Chain lengths of the presumptive HSLs were roughly estimated by comparing the Rf values and the shape of spots with a range of N-acyl-_L-homoserine lactones, including N-butyryl (C4)-, N-hexanoyl (C6)-, N-heptanoyl (C7)-, N-octanoyl (C8)-, N-decanoyl (C10)-, N-dodecanoyl (C12)-HSLs, N-(3-oxo-hexanoyl)-_L-HSL (OHHL), N-(3-oxo-octanoyl) _L-HSL (OOHL), N-(3-oxo-decanoyl) _L-HSL (ODHL) and N-(3-oxo-dodecanoyl) _L-HSL (OdDHL) (Sigma-Aldrich).

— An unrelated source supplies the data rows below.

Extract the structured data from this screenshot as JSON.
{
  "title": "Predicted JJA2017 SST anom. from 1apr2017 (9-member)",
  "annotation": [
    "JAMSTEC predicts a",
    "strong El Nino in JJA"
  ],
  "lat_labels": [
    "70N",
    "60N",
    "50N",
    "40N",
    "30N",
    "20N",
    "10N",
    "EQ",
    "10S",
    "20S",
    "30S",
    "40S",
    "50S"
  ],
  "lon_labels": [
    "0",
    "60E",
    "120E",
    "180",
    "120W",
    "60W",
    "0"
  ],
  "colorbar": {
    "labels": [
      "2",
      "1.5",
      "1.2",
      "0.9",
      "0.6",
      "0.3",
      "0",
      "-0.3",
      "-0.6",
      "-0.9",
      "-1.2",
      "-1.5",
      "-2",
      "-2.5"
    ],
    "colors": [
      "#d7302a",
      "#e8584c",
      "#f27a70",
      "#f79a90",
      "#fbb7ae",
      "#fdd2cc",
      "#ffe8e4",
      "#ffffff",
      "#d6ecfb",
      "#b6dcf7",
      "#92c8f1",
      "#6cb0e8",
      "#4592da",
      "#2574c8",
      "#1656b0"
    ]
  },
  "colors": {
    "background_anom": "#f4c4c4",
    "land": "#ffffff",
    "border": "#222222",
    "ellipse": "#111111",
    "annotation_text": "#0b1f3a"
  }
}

Bacterial genome sequencing and assembly for eight Antarctic isolates

In addition to Adams Flat bacterial isolates recovered in this study, eight isolates from the collection of bacteria recovered from East Antarctic Windmills Islands region (Supplementary Table 1) were included in the HSL screening assays due to availability of full genome sequences (N. Benaud, Unpublished data). Genomic DNA was sequenced using the PacBio RS II instrument with P6/C4 chemistry, and de novo assembly performed using FALCON v 1.8.6 (51). Assemblies were joined and circularized using Circlator v1.4.0 (52), then subjected to two rounds of consensus polishing via the Arrow algorithm of the GenomicConsensus package tool variantCaller v.2.2.1 (51). Annotations were performed on contigs using Prokka v1.13 (53). Protein sequences were phylogenetically classified into clusters of orthologous groups (COGs), assigned via the COG functional annotator module of WebMGA (http://weizhong-lab.ucsd.edu/webMGA/) (54, 55). Genome assemblies were quality assessed for completeness and contamination using CheckM v1.0.7 (56).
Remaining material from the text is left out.